Naturally, this being an English countryside retreat, we have a roast dinner – we opt for The Green Man Lindsell in Dunmow, which has everything you could want from a British pub.

My beef roast comes with all the trimmings – Yorkshire puddings, thick gravy, roast potatoes and vegetables – while my friend’s lamb basically falls off the bone. All washed down with a rich merlot. 

The beauty of this kind of holiday is not just the quirky nature of our accommodation – although it truly is one-of-a-kind, as we find ourselves slightly taken aback as we walk towards our carriage after our walk. 

There’s something unique about staying inside a train.

It’s not just the comforts and furnishings that make the weekend such a hit – it’s the quiet ambience and immersion in nature. 

As Sir David Attenborough once said: ‘It seems to me that the natural world is the greatest source of excitement; the greatest source of visual beauty; the greatest source of intellectual interest.
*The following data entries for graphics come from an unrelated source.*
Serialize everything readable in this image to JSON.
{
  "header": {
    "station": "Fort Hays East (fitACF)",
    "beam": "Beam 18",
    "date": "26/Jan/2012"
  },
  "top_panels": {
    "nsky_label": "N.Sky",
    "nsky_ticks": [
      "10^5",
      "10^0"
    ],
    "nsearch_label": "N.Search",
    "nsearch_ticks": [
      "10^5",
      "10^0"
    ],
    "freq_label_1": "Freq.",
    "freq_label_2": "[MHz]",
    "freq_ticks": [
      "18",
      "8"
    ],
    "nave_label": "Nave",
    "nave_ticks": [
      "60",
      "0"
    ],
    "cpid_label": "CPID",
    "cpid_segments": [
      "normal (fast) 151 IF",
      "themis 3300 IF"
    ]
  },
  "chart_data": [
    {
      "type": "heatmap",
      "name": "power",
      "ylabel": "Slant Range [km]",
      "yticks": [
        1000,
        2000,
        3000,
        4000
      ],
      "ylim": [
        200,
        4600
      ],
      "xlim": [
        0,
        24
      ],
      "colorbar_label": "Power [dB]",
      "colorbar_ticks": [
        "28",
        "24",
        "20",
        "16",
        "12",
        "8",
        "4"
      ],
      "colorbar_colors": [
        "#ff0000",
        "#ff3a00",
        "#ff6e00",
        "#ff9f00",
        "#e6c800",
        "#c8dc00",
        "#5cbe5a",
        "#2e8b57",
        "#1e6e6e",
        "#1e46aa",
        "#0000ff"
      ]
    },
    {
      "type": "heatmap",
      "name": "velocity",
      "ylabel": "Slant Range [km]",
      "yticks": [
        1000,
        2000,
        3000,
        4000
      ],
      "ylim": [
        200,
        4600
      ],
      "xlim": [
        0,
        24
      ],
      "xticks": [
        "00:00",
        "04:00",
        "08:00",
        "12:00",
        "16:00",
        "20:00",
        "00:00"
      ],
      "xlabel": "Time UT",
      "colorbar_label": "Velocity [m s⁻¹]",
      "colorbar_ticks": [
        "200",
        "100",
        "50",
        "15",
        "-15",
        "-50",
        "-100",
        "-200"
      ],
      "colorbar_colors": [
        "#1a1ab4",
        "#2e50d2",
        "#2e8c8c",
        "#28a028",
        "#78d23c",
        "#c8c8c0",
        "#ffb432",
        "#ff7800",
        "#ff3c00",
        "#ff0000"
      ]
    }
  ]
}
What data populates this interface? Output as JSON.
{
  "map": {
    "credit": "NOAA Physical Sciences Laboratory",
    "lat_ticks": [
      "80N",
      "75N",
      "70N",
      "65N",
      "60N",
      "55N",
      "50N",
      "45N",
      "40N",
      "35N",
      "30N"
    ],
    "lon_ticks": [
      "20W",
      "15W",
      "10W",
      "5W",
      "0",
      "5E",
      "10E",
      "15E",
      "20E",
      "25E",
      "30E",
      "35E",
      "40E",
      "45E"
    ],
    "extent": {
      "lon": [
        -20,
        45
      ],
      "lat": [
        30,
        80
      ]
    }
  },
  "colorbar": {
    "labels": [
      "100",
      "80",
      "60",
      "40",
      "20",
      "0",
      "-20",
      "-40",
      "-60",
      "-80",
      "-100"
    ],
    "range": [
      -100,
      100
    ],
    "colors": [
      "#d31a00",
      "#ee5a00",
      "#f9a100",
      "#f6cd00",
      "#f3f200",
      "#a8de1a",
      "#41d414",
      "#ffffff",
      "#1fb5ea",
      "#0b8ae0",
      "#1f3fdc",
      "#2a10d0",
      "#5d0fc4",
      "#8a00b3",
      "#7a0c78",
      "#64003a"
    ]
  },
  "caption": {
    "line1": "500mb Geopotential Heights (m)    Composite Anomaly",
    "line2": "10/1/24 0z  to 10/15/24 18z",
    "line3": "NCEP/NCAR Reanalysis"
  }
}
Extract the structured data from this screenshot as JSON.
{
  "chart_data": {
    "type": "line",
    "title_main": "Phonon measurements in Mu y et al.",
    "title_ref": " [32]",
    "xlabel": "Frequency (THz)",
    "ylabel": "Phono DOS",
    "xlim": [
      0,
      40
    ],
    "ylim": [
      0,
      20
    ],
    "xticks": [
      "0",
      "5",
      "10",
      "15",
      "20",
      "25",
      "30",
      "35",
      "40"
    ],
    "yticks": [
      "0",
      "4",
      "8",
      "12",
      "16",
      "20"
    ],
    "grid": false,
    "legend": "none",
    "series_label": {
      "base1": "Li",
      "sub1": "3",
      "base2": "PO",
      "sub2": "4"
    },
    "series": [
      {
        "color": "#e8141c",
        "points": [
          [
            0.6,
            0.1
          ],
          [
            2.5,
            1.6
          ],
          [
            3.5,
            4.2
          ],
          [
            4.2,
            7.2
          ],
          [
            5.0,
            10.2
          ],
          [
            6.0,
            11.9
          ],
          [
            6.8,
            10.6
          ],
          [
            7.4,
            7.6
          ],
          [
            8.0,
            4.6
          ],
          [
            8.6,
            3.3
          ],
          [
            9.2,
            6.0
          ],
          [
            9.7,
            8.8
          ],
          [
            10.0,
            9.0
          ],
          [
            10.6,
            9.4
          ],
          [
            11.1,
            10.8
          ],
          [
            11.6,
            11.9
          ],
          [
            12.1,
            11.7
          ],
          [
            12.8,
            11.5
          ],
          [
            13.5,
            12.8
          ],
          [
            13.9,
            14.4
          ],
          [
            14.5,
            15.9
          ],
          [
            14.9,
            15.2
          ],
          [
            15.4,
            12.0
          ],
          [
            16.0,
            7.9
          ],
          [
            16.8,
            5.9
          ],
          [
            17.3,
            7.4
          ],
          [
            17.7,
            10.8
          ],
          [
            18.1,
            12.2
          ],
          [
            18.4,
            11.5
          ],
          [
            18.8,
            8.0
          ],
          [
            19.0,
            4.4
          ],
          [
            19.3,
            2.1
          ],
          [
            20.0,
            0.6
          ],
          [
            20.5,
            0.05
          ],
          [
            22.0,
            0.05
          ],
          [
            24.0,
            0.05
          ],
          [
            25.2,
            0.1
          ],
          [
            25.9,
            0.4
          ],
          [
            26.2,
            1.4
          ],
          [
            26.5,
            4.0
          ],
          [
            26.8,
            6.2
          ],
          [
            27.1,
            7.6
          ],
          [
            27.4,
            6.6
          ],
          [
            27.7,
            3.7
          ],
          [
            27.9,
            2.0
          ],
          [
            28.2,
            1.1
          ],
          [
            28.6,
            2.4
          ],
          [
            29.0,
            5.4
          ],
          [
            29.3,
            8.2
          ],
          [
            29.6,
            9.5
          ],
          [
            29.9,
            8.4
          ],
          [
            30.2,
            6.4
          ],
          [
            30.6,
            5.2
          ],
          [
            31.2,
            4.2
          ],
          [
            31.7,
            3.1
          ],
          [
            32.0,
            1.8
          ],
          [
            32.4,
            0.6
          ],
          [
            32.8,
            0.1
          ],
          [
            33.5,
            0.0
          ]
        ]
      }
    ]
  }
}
It is the greatest source of so much in life that makes life worth living.’ 

With not a tourist in sight, and only the occasional dog walker and local passing by, it’s the perfect stay for Brits seeking refuge from the grind of everyday life. 

And if you’re keen to holiday with more friends or another couple, you can book the neighbouring Brake Wagon at High Barn Heritage at the same time – a similar train carriage converted into accommodation.

This is a real disconnect – away from the world, the hustle and bustle of daily life, and, perhaps most importantly of all, our phones.